The “clarity and accuracy” comes from the jaw-dropping power of focus stacking, which when properly executed (shooting and the stacking which follows), is the only way to achieve this kind of clarity. I eagerly await the emergence of 8K displays so that I can see 33 megapixels at once, even if that does not allow the full 45 megapixel D850 image to be viewed in its entirety. But an iMac 5K is stunning already.
I deem focus stacking a mandatory skill for any photographer. A “‘getting started” article on focus stacking will appear on lenspire.Zeiss.com soon. Those looking to greatly accelerate the learning process might consider one of my one-on-one photo tours.
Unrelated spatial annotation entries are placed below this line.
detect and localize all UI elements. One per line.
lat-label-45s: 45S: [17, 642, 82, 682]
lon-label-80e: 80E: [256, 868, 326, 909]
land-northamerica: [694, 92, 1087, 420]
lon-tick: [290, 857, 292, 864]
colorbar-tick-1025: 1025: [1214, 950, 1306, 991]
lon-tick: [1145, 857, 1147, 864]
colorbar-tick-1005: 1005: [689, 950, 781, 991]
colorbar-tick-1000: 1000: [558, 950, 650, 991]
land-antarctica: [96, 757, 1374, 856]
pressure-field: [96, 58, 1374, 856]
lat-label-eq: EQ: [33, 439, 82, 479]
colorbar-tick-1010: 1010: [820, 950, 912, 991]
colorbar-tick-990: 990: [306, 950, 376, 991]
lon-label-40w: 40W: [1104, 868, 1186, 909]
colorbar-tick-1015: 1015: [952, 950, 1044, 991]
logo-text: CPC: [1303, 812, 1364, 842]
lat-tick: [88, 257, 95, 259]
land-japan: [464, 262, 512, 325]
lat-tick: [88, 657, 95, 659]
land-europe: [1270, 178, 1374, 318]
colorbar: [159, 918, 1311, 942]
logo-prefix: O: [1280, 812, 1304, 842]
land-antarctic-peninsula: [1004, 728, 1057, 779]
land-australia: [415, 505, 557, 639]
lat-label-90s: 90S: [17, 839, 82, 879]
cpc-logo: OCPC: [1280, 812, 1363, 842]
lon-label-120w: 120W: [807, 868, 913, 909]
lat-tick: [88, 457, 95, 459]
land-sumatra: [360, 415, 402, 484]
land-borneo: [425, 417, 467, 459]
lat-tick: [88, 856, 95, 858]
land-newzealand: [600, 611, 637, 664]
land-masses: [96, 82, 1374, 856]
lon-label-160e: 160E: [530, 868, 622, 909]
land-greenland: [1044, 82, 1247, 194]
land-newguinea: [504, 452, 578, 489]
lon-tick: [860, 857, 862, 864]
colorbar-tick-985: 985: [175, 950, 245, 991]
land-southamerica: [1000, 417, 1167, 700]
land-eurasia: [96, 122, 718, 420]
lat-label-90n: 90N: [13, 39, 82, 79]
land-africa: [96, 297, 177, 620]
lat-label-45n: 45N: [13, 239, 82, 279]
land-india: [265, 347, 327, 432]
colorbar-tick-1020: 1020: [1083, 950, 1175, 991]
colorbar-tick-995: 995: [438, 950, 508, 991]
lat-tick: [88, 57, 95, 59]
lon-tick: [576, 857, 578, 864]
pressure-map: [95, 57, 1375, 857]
- The Significance of Automated Focus Stepping for Focus Stacking (Nikon D850)
- Nikon D850: 'Focus Shift Shooting' Feature is a Reason by Itself to buy the Nikon D850 — Saves Time, Guarantees Peak Quality
- My focus stacking section in Making Sharp Images, which I will be expanding.
This is one of those images where seconds counted. I shot the distance image within 30 seconds (using a tripod, composing, then focusing manually in magnified Live View). I needed the tripod so I could focus stack for a razor-sharp foreground and middle-ground, and indeed it is razor sharp to 45 megapixels. Using f/11 could not have achieved the same visual impact; focus stacking of this kind is “hyper real” at 45 megapixels since the eye cannot take in the detail in this kind of scene whereas a taken image allows time to explore.
There are many details included; I try hard to do this in my landscape images so that they contain far more subtlety than a viewer might realize, but someone who knows the area and its variability might appreciate. In this sense, I will state that I prefer many of my images to “better” showy images that grab the eye but contain little subtlety (for example, Apple’s chose beautiful macOS High Sierra image).
It captures by intention far more than it might appear at a glance: overall landscape of course, transition zones of flora, the damage caused to the trees by the harsh winter of 2016/2017, the lucky almost snow-free playground conditions in mid-November, the type of clouds themselves (rare these past years in my visits), the mixed geological character with gneiss glacial erratics among metamorphic bedrock etched by glacial activity, just enough sense of place (Saddlebag Lake) to make it more meaningful over time, the dappled lighting so typical of the High Sierra when clouds form, including the implicit movement of light across the hills, the lingering snow in shaded areas from a snowstorm that shows a subsequent unseasonal warmth, but also the typical hard freezes at night creating the solid-ice pools. However, I was disappointed not to have a pika perch on the foreground or background gneiss boulder, or some bighorn sheep on the far ridge!